A primeira coisa que se tem de comentar a respeito do perfeito documentário Senna é que foram precisos 15 anos de sua morte e a desculpa de lançar o filme como uma celebração pelo que seria seu 50 aniversário para fazer um filme/documentário que realmente fizesse jus à vida e carreira do piloto.

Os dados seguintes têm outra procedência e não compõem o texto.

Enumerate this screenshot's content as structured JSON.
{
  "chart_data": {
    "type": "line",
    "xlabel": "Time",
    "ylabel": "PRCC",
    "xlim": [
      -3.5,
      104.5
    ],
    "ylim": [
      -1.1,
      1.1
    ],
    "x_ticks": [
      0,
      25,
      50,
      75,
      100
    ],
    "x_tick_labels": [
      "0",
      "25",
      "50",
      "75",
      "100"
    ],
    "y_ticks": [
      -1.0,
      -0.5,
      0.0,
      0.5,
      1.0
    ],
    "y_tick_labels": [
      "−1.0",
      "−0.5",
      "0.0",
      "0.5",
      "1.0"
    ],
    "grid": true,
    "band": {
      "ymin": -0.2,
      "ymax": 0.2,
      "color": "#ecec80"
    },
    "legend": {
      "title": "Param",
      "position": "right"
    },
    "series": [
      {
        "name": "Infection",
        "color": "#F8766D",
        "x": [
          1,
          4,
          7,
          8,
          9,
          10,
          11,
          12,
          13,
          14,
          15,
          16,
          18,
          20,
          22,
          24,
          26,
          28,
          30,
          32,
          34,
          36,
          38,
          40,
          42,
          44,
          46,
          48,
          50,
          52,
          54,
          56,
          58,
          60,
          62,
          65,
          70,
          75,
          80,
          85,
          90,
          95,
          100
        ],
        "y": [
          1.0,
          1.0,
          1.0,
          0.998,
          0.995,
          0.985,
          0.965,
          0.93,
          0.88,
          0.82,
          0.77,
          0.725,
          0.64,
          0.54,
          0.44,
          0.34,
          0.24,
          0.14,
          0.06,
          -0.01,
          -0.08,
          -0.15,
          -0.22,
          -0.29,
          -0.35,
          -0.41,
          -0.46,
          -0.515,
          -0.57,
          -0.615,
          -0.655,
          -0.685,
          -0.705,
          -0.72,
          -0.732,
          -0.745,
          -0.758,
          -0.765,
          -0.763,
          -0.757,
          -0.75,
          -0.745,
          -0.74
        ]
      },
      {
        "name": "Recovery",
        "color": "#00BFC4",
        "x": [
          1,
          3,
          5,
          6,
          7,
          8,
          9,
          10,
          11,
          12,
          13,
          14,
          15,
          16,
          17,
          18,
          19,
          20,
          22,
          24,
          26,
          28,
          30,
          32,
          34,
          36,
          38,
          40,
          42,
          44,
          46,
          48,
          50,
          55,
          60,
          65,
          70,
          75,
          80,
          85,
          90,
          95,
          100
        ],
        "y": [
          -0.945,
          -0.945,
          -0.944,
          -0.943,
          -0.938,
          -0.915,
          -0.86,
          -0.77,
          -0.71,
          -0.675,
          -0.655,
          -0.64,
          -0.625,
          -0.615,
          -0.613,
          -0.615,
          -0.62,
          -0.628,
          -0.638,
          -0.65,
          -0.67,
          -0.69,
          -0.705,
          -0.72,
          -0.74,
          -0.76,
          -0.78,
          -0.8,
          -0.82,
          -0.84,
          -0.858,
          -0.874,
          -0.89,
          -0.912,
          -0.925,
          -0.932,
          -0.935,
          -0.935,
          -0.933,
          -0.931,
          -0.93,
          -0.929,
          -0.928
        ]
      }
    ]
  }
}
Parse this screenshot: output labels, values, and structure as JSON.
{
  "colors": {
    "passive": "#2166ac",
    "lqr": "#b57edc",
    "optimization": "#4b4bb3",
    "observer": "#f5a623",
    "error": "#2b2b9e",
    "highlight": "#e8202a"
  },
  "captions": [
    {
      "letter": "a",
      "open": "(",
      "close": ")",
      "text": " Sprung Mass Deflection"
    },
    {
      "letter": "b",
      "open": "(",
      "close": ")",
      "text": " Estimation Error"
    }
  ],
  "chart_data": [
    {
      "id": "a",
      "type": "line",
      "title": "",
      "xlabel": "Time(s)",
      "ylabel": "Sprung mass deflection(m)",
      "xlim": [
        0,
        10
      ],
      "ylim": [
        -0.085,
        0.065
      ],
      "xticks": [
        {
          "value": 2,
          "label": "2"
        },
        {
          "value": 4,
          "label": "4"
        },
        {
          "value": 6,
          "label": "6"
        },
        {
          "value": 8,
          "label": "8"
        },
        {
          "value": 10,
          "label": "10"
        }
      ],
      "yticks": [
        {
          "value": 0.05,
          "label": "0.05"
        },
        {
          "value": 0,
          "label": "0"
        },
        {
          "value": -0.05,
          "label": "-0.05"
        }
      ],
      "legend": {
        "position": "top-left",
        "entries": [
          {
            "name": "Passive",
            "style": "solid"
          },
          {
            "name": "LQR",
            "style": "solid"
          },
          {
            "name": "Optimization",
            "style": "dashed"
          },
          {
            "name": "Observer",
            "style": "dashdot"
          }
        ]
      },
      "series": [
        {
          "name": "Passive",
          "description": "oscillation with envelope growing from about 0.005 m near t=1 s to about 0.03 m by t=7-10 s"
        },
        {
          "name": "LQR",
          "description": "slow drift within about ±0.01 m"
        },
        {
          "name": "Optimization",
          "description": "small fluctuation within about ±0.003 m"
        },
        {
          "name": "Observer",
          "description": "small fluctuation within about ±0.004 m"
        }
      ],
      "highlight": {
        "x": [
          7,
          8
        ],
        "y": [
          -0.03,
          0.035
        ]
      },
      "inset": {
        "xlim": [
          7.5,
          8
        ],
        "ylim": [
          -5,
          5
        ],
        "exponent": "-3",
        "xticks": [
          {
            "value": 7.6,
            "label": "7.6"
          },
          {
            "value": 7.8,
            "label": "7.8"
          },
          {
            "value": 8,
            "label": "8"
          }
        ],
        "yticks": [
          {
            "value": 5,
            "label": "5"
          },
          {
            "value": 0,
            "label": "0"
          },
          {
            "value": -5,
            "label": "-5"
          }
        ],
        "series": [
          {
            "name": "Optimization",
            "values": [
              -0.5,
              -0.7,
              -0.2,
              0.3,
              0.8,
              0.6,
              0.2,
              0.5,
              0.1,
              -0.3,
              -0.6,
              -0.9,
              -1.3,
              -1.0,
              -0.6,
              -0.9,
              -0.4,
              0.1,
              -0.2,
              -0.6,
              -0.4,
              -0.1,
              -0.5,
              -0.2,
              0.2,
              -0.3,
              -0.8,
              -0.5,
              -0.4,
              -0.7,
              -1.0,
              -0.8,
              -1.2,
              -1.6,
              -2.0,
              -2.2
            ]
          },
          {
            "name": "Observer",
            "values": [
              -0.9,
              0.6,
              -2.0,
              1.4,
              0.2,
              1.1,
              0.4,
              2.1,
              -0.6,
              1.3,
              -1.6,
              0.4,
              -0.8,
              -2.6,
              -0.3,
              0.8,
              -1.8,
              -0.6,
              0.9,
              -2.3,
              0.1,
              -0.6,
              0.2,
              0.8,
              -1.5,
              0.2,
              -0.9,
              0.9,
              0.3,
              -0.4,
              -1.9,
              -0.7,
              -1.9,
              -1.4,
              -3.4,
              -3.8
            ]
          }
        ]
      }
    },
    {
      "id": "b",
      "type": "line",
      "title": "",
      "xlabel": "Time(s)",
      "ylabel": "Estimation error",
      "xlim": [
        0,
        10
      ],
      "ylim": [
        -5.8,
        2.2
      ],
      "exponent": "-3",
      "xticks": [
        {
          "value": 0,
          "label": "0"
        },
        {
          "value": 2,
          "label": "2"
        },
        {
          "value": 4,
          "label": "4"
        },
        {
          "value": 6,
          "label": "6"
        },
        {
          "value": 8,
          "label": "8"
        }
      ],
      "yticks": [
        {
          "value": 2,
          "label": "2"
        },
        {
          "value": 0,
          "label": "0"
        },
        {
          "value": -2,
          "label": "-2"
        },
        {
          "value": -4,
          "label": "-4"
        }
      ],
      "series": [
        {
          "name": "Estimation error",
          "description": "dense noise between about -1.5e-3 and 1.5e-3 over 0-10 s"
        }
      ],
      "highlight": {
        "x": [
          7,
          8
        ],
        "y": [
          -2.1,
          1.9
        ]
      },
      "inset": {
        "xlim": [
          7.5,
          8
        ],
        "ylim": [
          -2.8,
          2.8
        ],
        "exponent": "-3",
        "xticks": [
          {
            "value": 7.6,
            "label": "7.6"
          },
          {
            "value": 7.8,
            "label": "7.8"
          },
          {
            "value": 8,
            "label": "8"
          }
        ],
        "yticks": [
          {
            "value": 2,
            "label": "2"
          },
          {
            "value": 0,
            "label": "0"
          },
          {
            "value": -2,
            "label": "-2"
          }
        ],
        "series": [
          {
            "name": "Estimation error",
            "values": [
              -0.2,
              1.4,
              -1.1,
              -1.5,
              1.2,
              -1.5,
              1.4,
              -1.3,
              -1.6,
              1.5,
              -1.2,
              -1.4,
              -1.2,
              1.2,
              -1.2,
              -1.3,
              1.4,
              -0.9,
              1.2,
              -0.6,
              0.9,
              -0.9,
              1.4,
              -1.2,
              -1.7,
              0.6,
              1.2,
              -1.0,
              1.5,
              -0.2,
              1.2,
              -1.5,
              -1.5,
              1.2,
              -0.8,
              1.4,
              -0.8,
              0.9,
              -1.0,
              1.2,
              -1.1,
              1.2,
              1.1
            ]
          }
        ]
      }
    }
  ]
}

A verdade é que simplesmente foi preciso a união de uma produtora internacional (a inglesa Working Title) com a Universal e a Paramount para criar uma narrativa da carreira de 10 anos do piloto na Fórmula 1.

Não houve apoio de Ministério da Cultura ou Ancine neste fantástico projeto, apenas da iniciativa privada, constituida basicamente pelo Instituto Ayrton Senna e a FOM de Bernie Ecclestone, o chefão da parte comercial da F-1. Enquanto isso, o documentário é uma obra digna de todos os fãs do piloto brasileiro, há alguns exageros em defesa da imagem do piloto, isso é fato, mas seu lado não muito bonito também é mostrado, deixando claro que ao invés de ufanismos, vemos a imagem de alguém que lutou muito pelo que quis, não importava o que deveria ser feito.

O documentário (e não filme, como é propagandeado) mostra a carreira do piloto desde sua chegada a Europa em idos de 1978 à sua morte em 1 de maio de 1994, no circuito de Ímola, na Itália. Para os fãs, há muito material adicional, mostrando os bastidores do esporte com suas politicagens e dinheiro rolando solto, nem sempre se privilegiando o bom jogo de equipe, mas sim, a vitória de quem tem mais poder. Para quem não conhece a história do piloto por ser muito novo, é uma chance rara de entrar de cabeça na vida de um homem que simplesmente cativou um país inteiro ao se tornar tri campeão mundial.

Senna foi um homem, este é o principal ponto focado no documentário. Ele não era um deus ou um super-humano. Ele tinha fraquezas, ele errava e por diversas vezes se viu em situações ruins porque teve de lutar contra o sistema ou foi cabeça dura demais para aceitar alguns fatos da vida. Sua disputa com Prost no início de carreira mostra isso. Ele lutava contra o campeão e achava que poderia sair totalmente ileso, o que não ocorreu no fim das contas.

Em termos de experiência cinematográfica, a direção de Asif Kapadia, roteiro de Manish Pandey e produção de James Gay-Rees, Tim Bevan e Eric Fellner usam de diversas imagens de arquivo liberadas pela família e FIA para mostrar como era a pessoa Ayrton Senna e contra o que ele tinha de lutar para não só ser campeão mundial, mas também ganhar espaço entre a elite do automobilismo mundial. Assistir suas vitórias para os que eram fãs e os momentos finais de sua vida trazem lágrimas aos olhos, especialmente com a bela edição de imagens e depoimentos usados.

A edição de imagens cria realmente uma bela timeline mostrando não só as vitórias, mas os bastidores entre algumas das corridas mais importantes do piloto, desde cenas em família até no paddock e as conferências dos pilotos pré-corrida, entre elas, algumas nunca antes divulgadas ao público e que mostram o quanto a categoria era muito mais empolgante na época em que o piloto era mais importante do que a máquina. Outro mérito é pegar fontes de todos os lados, especialmente a família e comentaristas de F-1 (o brasileiro Reginaldo Leme entre eles) para falar de tudo aquilo que a televisão não nos passava nos sábados e domingos.

Se hoje em dia a F-1 perdeu a emoção, grande parte se deu devido ao aumento da preocupação com a segurança dos pilotos graças à morte de Senna, o último homem a morrer dirigindo um F-1 e talvez aquele que mais inspirou à grandeza todos aqueles que eram seus fãs, amigos e familiares. Senna era um exemplo, não por ser perfeito, mas por saber que tinha suas falhas e lutar a cada dia contra elas, reconhecendo-as em si mesmo após as reconhecer.

O legado de Senna permanece até hoje através do Instituto fundado por ele e sua irmã e seguirá ajudando milhões e milhões de crianças do Brasil, sem ter necessidade de sucumbir à politicagem e a máquina governamental, sendo reconhecido pela UNESCO para a Cátedra de Educação e Desenvolvimento Humano, uma das maiores honras que uma ONG poderia receber de um órgão das Nações Unidas.